Restoration of Church and Crown While the Puritans were in power, eighteen bishops died in prison or in exile. At the Restoration, the eight bishops who had survived the Commonwealth era were returned to their sees. Those among the lower clergy, whom the Puritans had ejected, were restored to their parishes, but many Puritan ministers were allowed to remain, so long as they received priestly ordination and agreed to use faithfully the Book of Common Prayer. Those who did not were allowed to withdraw into nonconformist bodies of their own.

Charles II died in 1685 without issue, and with the succession came another crisis. His brother and heir, James Stuart, had lived a number of years in France and Spain, and in that time had become an avowed adherent of the Roman Catholic Church. He came to the throne with the definite aim of restoring the Roman Church in England and did all that he could to achieve that end. It was not long, however, before the people of the nation were aroused to resentment by this policy and began to show their antagonism more and more openly. After only three years James II was forced to the country to escape the wrath of his subjects. In 1688, seven peers of the realm, including the Bishop of London, invited James’s son-in-law, William, Prince of Orange, and his wife Mary, to become King and Queen of England. With little support among the people, James fled to France, where he remined in exile until his death in 1701.

Thomas Ken wrote a number of familiar hymns, including the Common Doxology.
Thomas Ken wrote a number of familiar hymns, including the Common Doxology.

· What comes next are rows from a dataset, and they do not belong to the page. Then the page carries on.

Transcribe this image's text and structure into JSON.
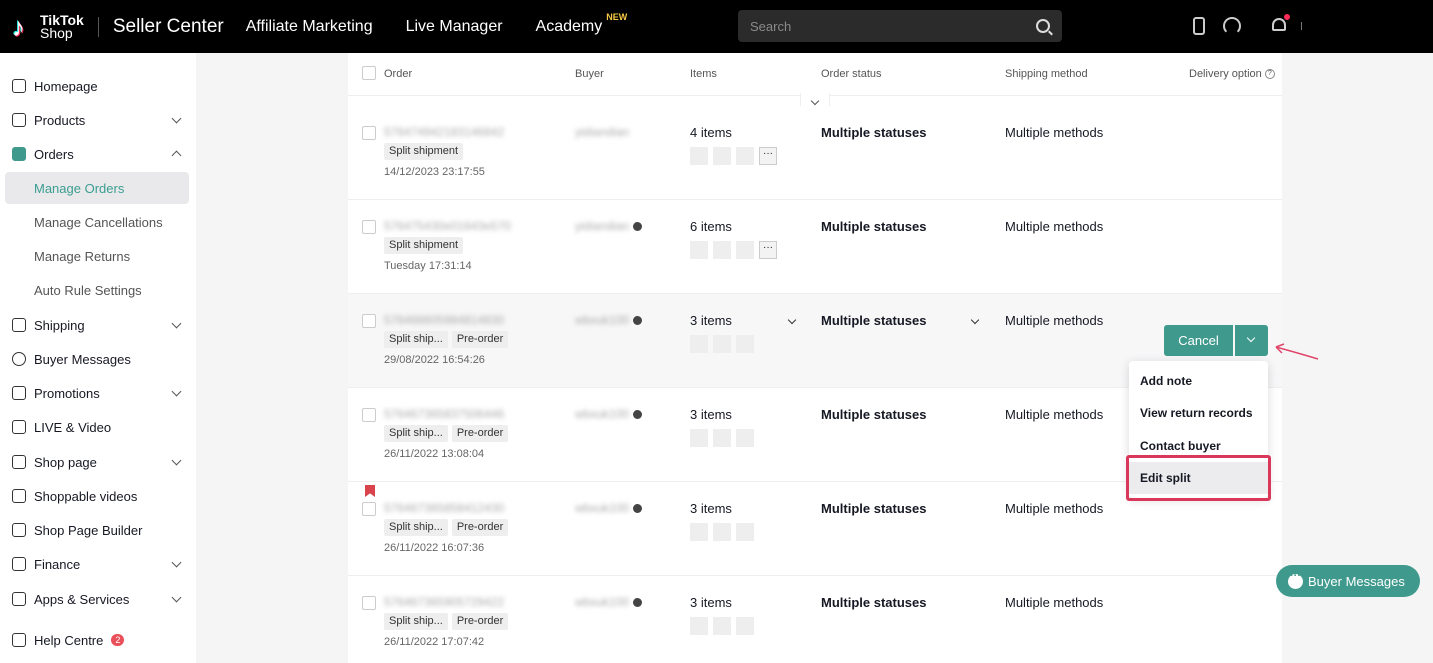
{
  "topbar": {
    "logo_line1": "TikTok",
    "logo_line2": "Shop",
    "brand": "Seller Center",
    "nav": [
      "Affiliate Marketing",
      "Live Manager",
      "Academy"
    ],
    "academy_badge": "NEW",
    "search_placeholder": "Search"
  },
  "sidebar": {
    "items": [
      {
        "label": "Homepage"
      },
      {
        "label": "Products"
      },
      {
        "label": "Orders"
      },
      {
        "label": "Manage Orders"
      },
      {
        "label": "Manage Cancellations"
      },
      {
        "label": "Manage Returns"
      },
      {
        "label": "Auto Rule Settings"
      },
      {
        "label": "Shipping"
      },
      {
        "label": "Buyer Messages"
      },
      {
        "label": "Promotions"
      },
      {
        "label": "LIVE & Video"
      },
      {
        "label": "Shop page"
      },
      {
        "label": "Shoppable videos"
      },
      {
        "label": "Shop Page Builder"
      },
      {
        "label": "Finance"
      },
      {
        "label": "Apps & Services"
      },
      {
        "label": "Help Centre"
      }
    ],
    "help_badge": "2"
  },
  "table": {
    "headers": [
      "Order",
      "Buyer",
      "Items",
      "Order status",
      "Shipping method",
      "Delivery option"
    ],
    "rows": [
      {
        "order_id": "576474942183146842",
        "tags": [
          "Split shipment"
        ],
        "date": "14/12/2023 23:17:55",
        "buyer": "yidiandian",
        "items": "4 items",
        "status": "Multiple statuses",
        "ship": "Multiple methods"
      },
      {
        "order_id": "576475430e01643e570",
        "tags": [
          "Split shipment"
        ],
        "date": "Tuesday 17:31:14",
        "buyer": "yidiandian",
        "items": "6 items",
        "status": "Multiple statuses",
        "ship": "Multiple methods"
      },
      {
        "order_id": "576466605984814830",
        "tags": [
          "Split ship...",
          "Pre-order"
        ],
        "date": "29/08/2022 16:54:26",
        "buyer": "wbxuk100",
        "items": "3 items",
        "status": "Multiple statuses",
        "ship": "Multiple methods"
      },
      {
        "order_id": "576467365837506446",
        "tags": [
          "Split ship...",
          "Pre-order"
        ],
        "date": "26/11/2022 13:08:04",
        "buyer": "wbxuk100",
        "items": "3 items",
        "status": "Multiple statuses",
        "ship": "Multiple methods"
      },
      {
        "order_id": "576467365858412430",
        "tags": [
          "Split ship...",
          "Pre-order"
        ],
        "date": "26/11/2022 16:07:36",
        "buyer": "wbxuk100",
        "items": "3 items",
        "status": "Multiple statuses",
        "ship": "Multiple methods"
      },
      {
        "order_id": "576467365905729422",
        "tags": [
          "Split ship...",
          "Pre-order"
        ],
        "date": "26/11/2022 17:07:42",
        "buyer": "wbxuk100",
        "items": "3 items",
        "status": "Multiple statuses",
        "ship": "Multiple methods"
      }
    ]
  },
  "actions": {
    "cancel": "Cancel",
    "menu": [
      "Add note",
      "View return records",
      "Contact buyer",
      "Edit split"
    ]
  },
  "float_button": "Buyer Messages",
  "colors": {
    "accent": "#3f9a8d",
    "highlight": "#d9385a"
  }
}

The Non-Jurors Because James II did not abdicate, there were a number of bishops who still felt bound by their oaths of allegiance, and therefore could not in good conscience accept William as King. Though they did not actively oppose the new regime, because they did could take the necessary oaths of allegiance, they came to be called nonjurors, from the Latin non juro (I do not swear). This was unacceptable to the crown, and the nonjurors were eventually deposed from their sees. All in all, nine bishops, including William Sancroft, the Archbishop of Canterbury, refused to take the oath. Because most of these were of the High Church party, the balance of power shifted to into latitudinarian hands. Unfortunately their broad understanding of “things indifferent” would lead to an era of religious indifference in general in the years ahead.

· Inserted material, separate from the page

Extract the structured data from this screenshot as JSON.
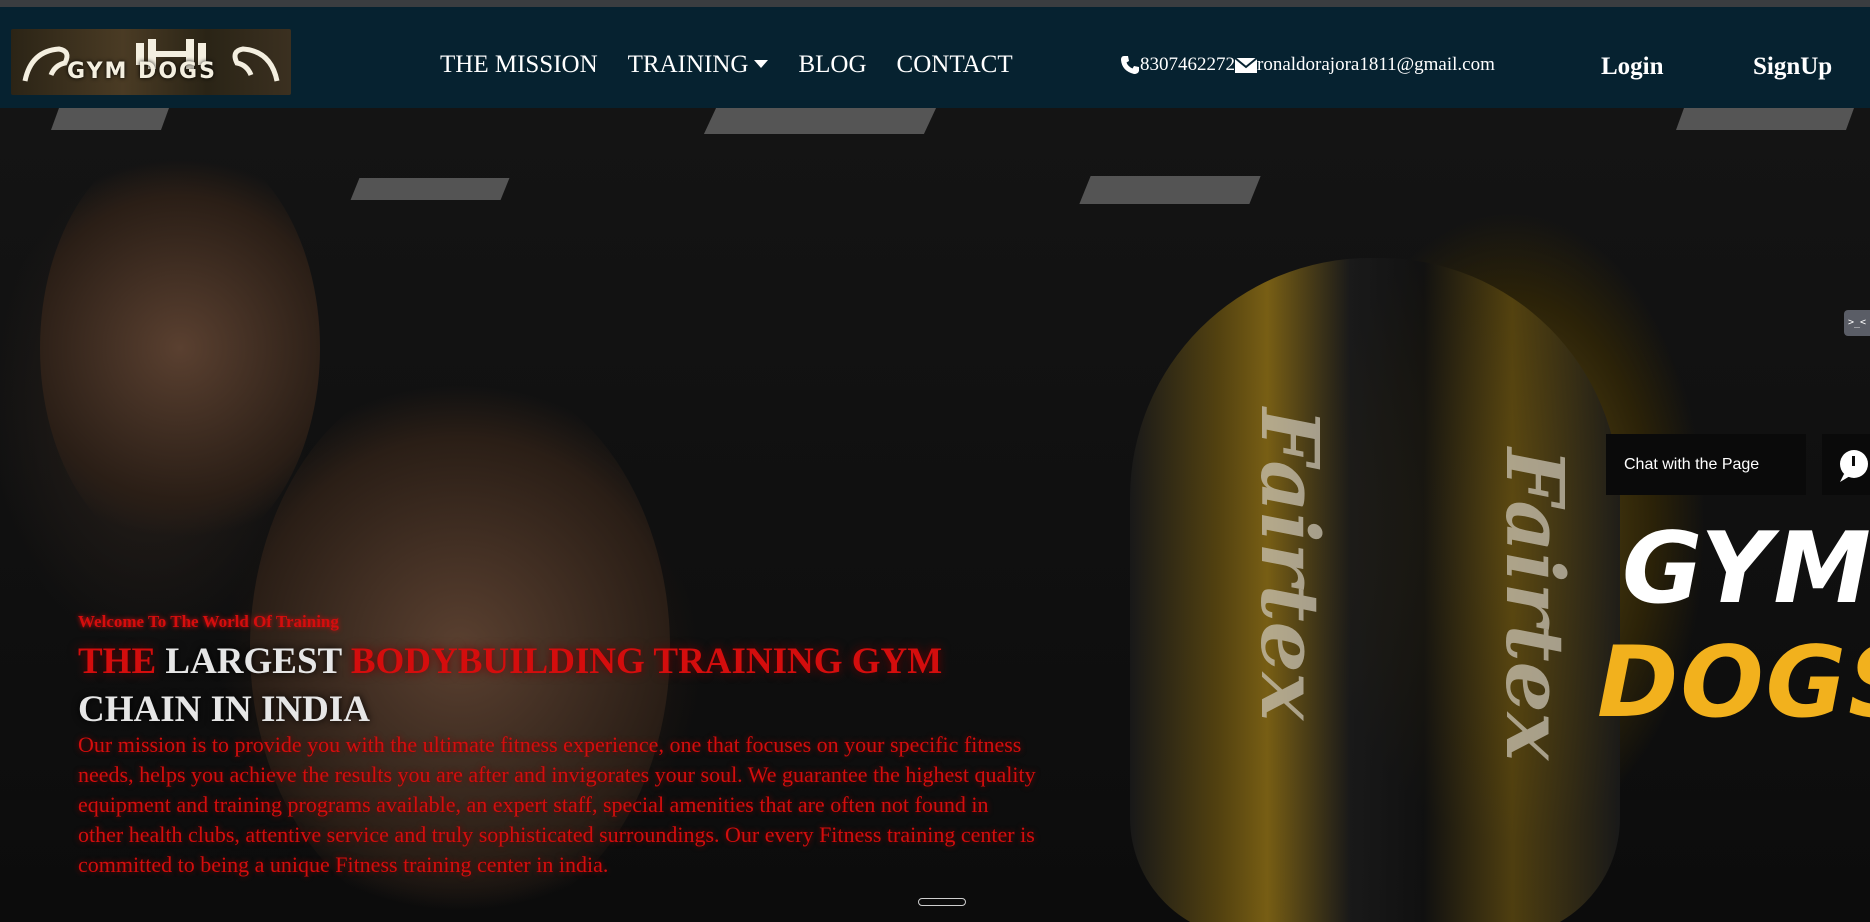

One of the more famous nonjurors was Bishop Thomas Ken of Bath and Wells. After being deprived of his see, Ken retired to the manor of Longleat, where he continued his earlier hobby of writing hymns, one of which is the Doxology used in many Anglican churches today–Praise God from whom all blessings flow. Ken’s deathbed pronouncement expresses well the sentiment of many High Church Anglicans of the time. He wrote, “I am dying in the Holy, Catholic and Apostolic Faith professed by the whole Church before the disunion of East and West; and, more particularly, in the Communion of the Church of England, as it stands distinguished from both Papal and Protestant innovation, and adheres to the Doctrine of the Cross.”

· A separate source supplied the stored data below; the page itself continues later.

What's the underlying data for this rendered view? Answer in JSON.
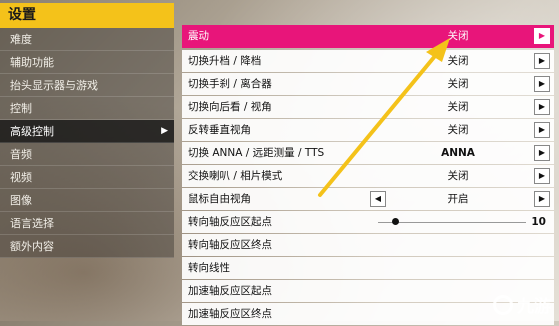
{
  "left": {
    "title": "设置",
    "items": [
      {
        "label": "难度"
      },
      {
        "label": "辅助功能"
      },
      {
        "label": "抬头显示器与游戏"
      },
      {
        "label": "控制"
      },
      {
        "label": "高级控制"
      },
      {
        "label": "音频"
      },
      {
        "label": "视频"
      },
      {
        "label": "图像"
      },
      {
        "label": "语言选择"
      },
      {
        "label": "额外内容"
      }
    ],
    "active_index": 4
  },
  "settings": {
    "rows": [
      {
        "label": "震动",
        "value": "关闭",
        "control": "right-arrow"
      },
      {
        "label": "切换升档 / 降档",
        "value": "关闭",
        "control": "right-arrow"
      },
      {
        "label": "切换手刹 / 离合器",
        "value": "关闭",
        "control": "right-arrow"
      },
      {
        "label": "切换向后看 / 视角",
        "value": "关闭",
        "control": "right-arrow"
      },
      {
        "label": "反转垂直视角",
        "value": "关闭",
        "control": "right-arrow"
      },
      {
        "label": "切换 ANNA / 远距测量 / TTS",
        "value": "ANNA",
        "control": "right-arrow"
      },
      {
        "label": "交换喇叭 / 相片模式",
        "value": "关闭",
        "control": "right-arrow"
      },
      {
        "label": "鼠标自由视角",
        "value": "开启",
        "control": "left-arrow"
      },
      {
        "label": "转向轴反应区起点",
        "value": "10",
        "control": "slider",
        "level": 0.1
      },
      {
        "label": "转向轴反应区终点",
        "value": "",
        "control": "none"
      },
      {
        "label": "转向线性",
        "value": "",
        "control": "none"
      },
      {
        "label": "加速轴反应区起点",
        "value": "",
        "control": "none"
      },
      {
        "label": "加速轴反应区终点",
        "value": "",
        "control": "none"
      }
    ]
  },
  "colors": {
    "accent": "#e8157a",
    "title_bar": "#f4c21a",
    "annotation": "#f4c21a"
  },
  "watermark": {
    "text": "九游"
  }
}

Another well known nonjuror was the theologian, William Law. Posessing a keen intellect and generous spirit, he had a wide variety of friends, including Edward Gibbon and Samuel Johnson. He argued strenuously against the Bishop of Bangor, who in 1717 suggested that because Christ’s kingdom is not of this world (John 18:36) there is no biblical justification for church governance. Thus what currently existed in England was merely a system that was instituted of men. Though such opinions may have been in vogue among the latitudinarians, they were far removed from the traditional understanding of the English Church and the catholic faith. But it may have been Law’s other writings that proved more effective in reversing the latitudinarian trend. Works like Christian Perfection and A Serious Call to a Devout and Holy Life influenced the thinking of major figures of the eighteenth century evangelical revival, including John Wesley and George Whitfield.